Handle user-defined literals correctly in lex_string(). An empty string
followed by an identifier is
a valid user-defined literal. Don't issue a warning for this case.
a) why do we trigger on the definition of the operator function, and not
on the use site?
Actually, the current compiler issues an error (incorrectly) at both
places: at the definition as well as at its use.

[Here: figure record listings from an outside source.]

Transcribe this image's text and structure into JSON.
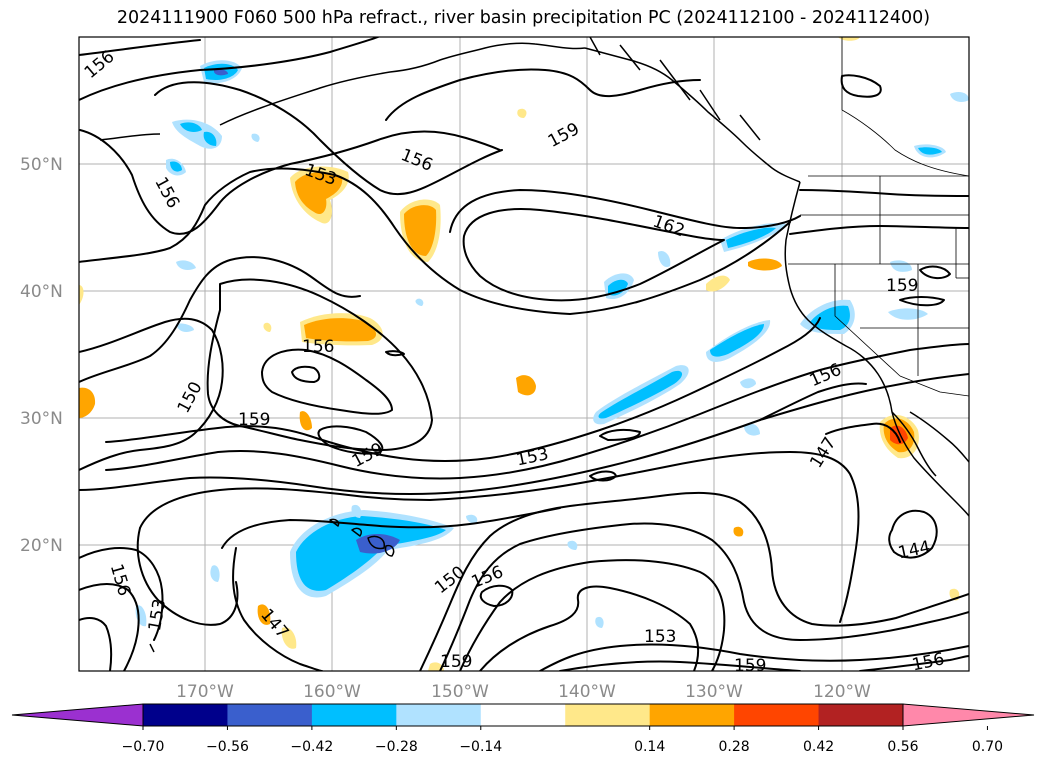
{
  "title": "2024111900 F060 500 hPa refract., river basin precipitation PC (2024112100 - 2024112400)",
  "map": {
    "lat_labels": [
      "50°N",
      "40°N",
      "30°N",
      "20°N"
    ],
    "lon_labels": [
      "170°W",
      "160°W",
      "150°W",
      "140°W",
      "130°W",
      "120°W"
    ],
    "contour_labels": [
      "156",
      "156",
      "156",
      "153",
      "162",
      "159",
      "159",
      "156",
      "150",
      "159",
      "159",
      "153",
      "156",
      "147",
      "150",
      "156",
      "147",
      "153",
      "159",
      "153",
      "159",
      "156",
      "144",
      "156"
    ]
  },
  "colorbar": {
    "tick_labels": [
      "−0.70",
      "−0.56",
      "−0.42",
      "−0.28",
      "−0.14",
      "0.14",
      "0.28",
      "0.42",
      "0.56",
      "0.70"
    ],
    "colors": [
      "#9b30d0",
      "#00008b",
      "#3a5fcd",
      "#00bfff",
      "#b0e2ff",
      "#ffffff",
      "#ffe88a",
      "#ffa500",
      "#ff4500",
      "#b22222",
      "#ff88aa"
    ]
  }
}
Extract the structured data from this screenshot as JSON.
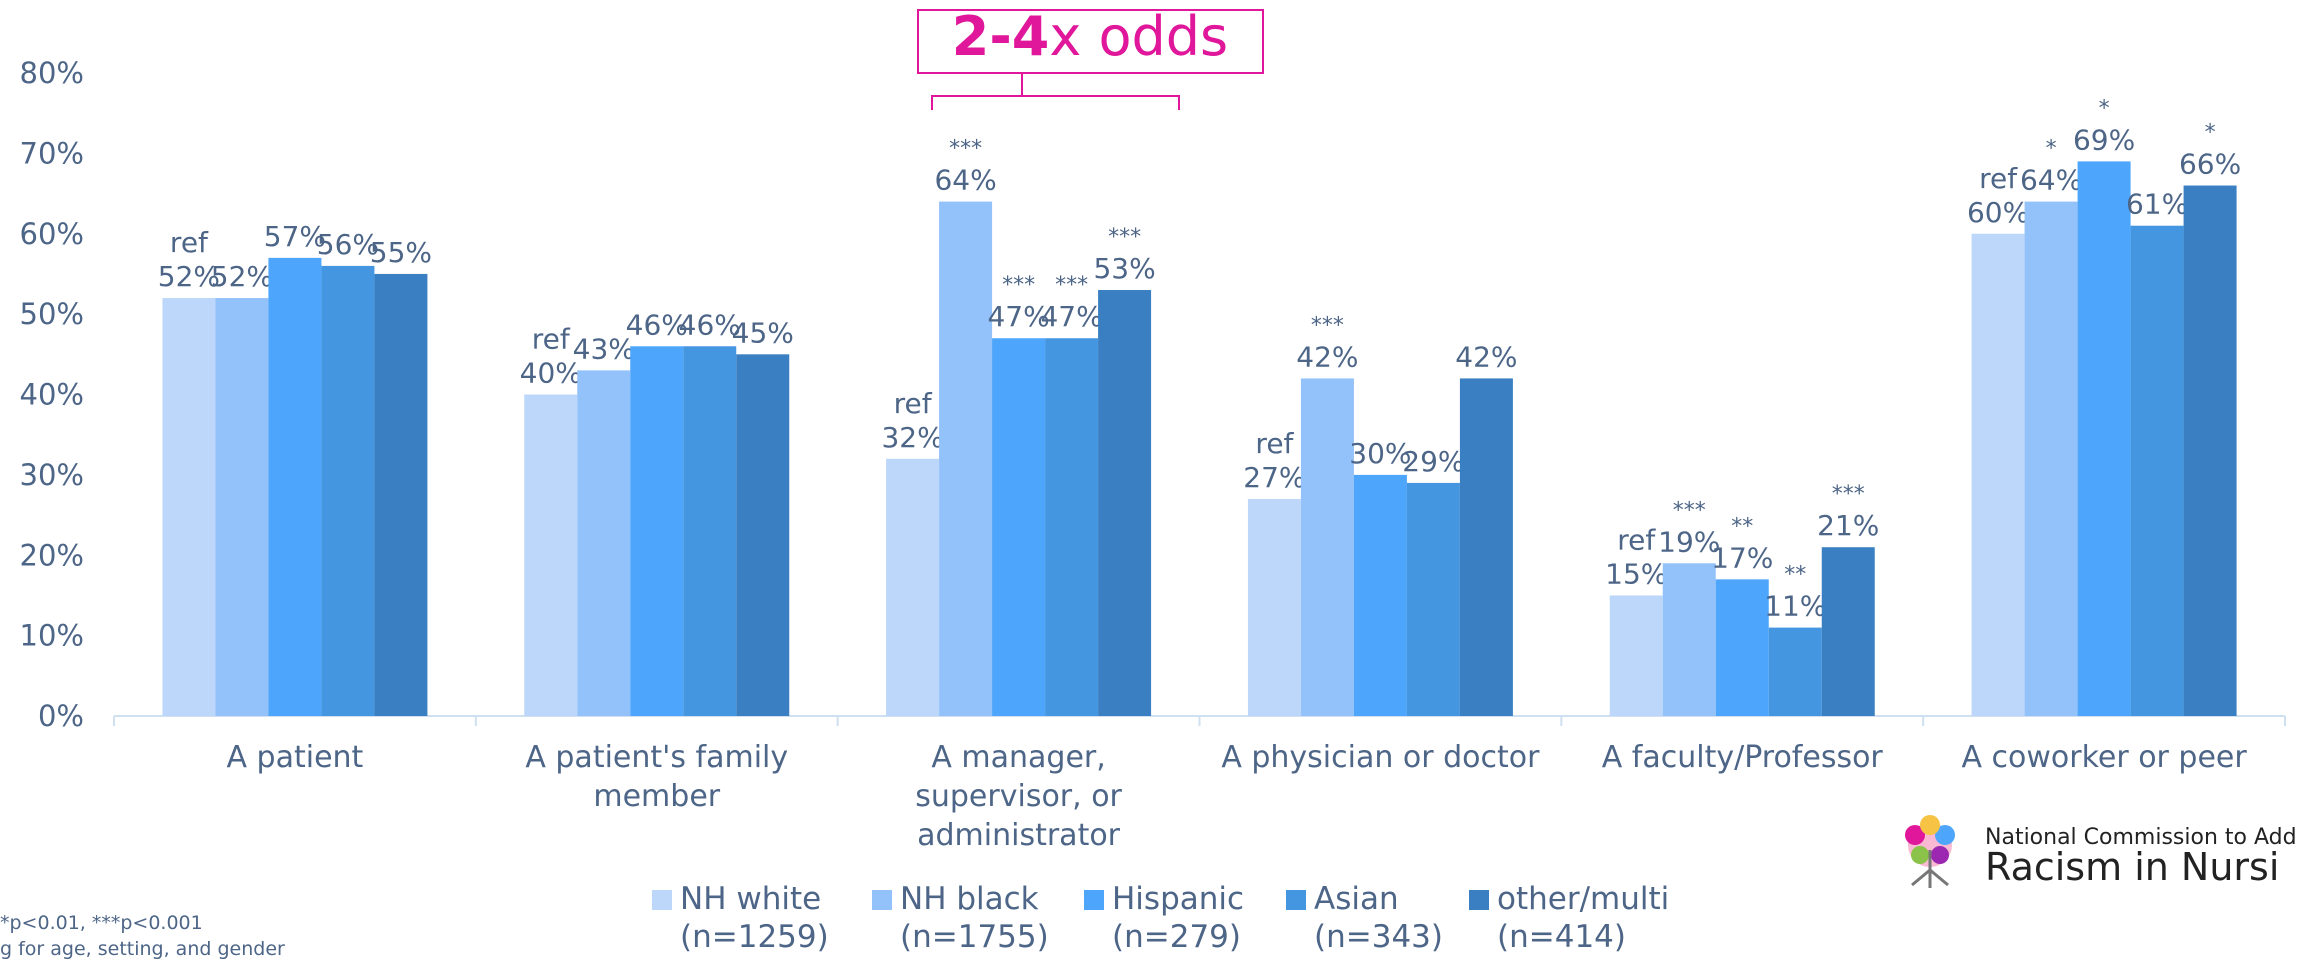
{
  "chart_data": {
    "type": "bar",
    "categories": [
      "A patient",
      "A patient's family member",
      "A manager, supervisor, or administrator",
      "A physician or doctor",
      "A faculty/Professor",
      "A coworker or peer"
    ],
    "series": [
      {
        "name": "NH white",
        "n_label": "(n=1259)",
        "color": "#bdd7fb",
        "values": [
          52,
          40,
          32,
          27,
          15,
          60
        ],
        "value_labels": [
          "52%",
          "40%",
          "32%",
          "27%",
          "15%",
          "60%"
        ],
        "markers": [
          "ref",
          "ref",
          "ref",
          "ref",
          "ref",
          "ref"
        ]
      },
      {
        "name": "NH black",
        "n_label": "(n=1755)",
        "color": "#93c1fa",
        "values": [
          52,
          43,
          64,
          42,
          19,
          64
        ],
        "value_labels": [
          "52%",
          "43%",
          "64%",
          "42%",
          "19%",
          "64%"
        ],
        "markers": [
          null,
          null,
          "***",
          "***",
          "***",
          "*"
        ]
      },
      {
        "name": "Hispanic",
        "n_label": "(n=279)",
        "color": "#4da6fb",
        "values": [
          57,
          46,
          47,
          30,
          17,
          69
        ],
        "value_labels": [
          "57%",
          "46%",
          "47%",
          "30%",
          "17%",
          "69%"
        ],
        "markers": [
          null,
          null,
          "***",
          null,
          "**",
          "*"
        ]
      },
      {
        "name": "Asian",
        "n_label": "(n=343)",
        "color": "#4596e0",
        "values": [
          56,
          46,
          47,
          29,
          11,
          61
        ],
        "value_labels": [
          "56%",
          "46%",
          "47%",
          "29%",
          "11%",
          "61%"
        ],
        "markers": [
          null,
          null,
          "***",
          null,
          "**",
          null
        ]
      },
      {
        "name": "other/multi",
        "n_label": "(n=414)",
        "color": "#3a7fc1",
        "values": [
          55,
          45,
          53,
          42,
          21,
          66
        ],
        "value_labels": [
          "55%",
          "45%",
          "53%",
          "42%",
          "21%",
          "66%"
        ],
        "markers": [
          null,
          null,
          "***",
          null,
          "***",
          "*"
        ]
      }
    ],
    "ylim": [
      0,
      80
    ],
    "yticks": [
      {
        "value": 0,
        "label": "0%"
      },
      {
        "value": 10,
        "label": "10%"
      },
      {
        "value": 20,
        "label": "20%"
      },
      {
        "value": 30,
        "label": "30%"
      },
      {
        "value": 40,
        "label": "40%"
      },
      {
        "value": 50,
        "label": "50%"
      },
      {
        "value": 60,
        "label": "60%"
      },
      {
        "value": 70,
        "label": "70%"
      },
      {
        "value": 80,
        "label": "80%"
      }
    ],
    "grid": false,
    "annotation": {
      "emphasis": "2-4",
      "text": "x odds"
    }
  },
  "footnotes": [
    "*p<0.01, ***p<0.001",
    "g for age, setting, and gender"
  ],
  "logo": {
    "line1": "National Commission to Add",
    "line2": "Racism in Nursi"
  }
}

b) Why is the empty string special cased?  Doesn't the same logic apply
to:

int operator "bob"_zero (const char *, size_t) { return 0;}
This is not a valid user-defined literal and is already reported as an
error by the compiler. After my changes it's still reported as an error.
The empty string immediately followed by an identifier is a special case
because it's a valid user-defined literal in C++. ""_zero is a valid
user-defined literal.
Sorry, I used incorrect terminology here. An empty string immediately
followed by an identifier is a valid name for a literal operator; ""_zero is
a valid name for a literal operator.
Yes, and indeed "bob"_zero isn't.  But it would be fine for the
testcase to return "bob"_zero, a valid user-defined string literal
which calls operator ""_zero, and that will still break after your
patch.

It seems like we need to handle this error recovery in the front end,
where we can look to see if there's a matching operator, rather than
in libcpp.

Thanks for pointing this out. Checking in the front end will be difficult because the front end gets tokens after macro expansion. I think the difficulty of fixing this bug comes because of the requirement to maintain backward compatibility with the option -Wliteral-suffix for -std=c++11.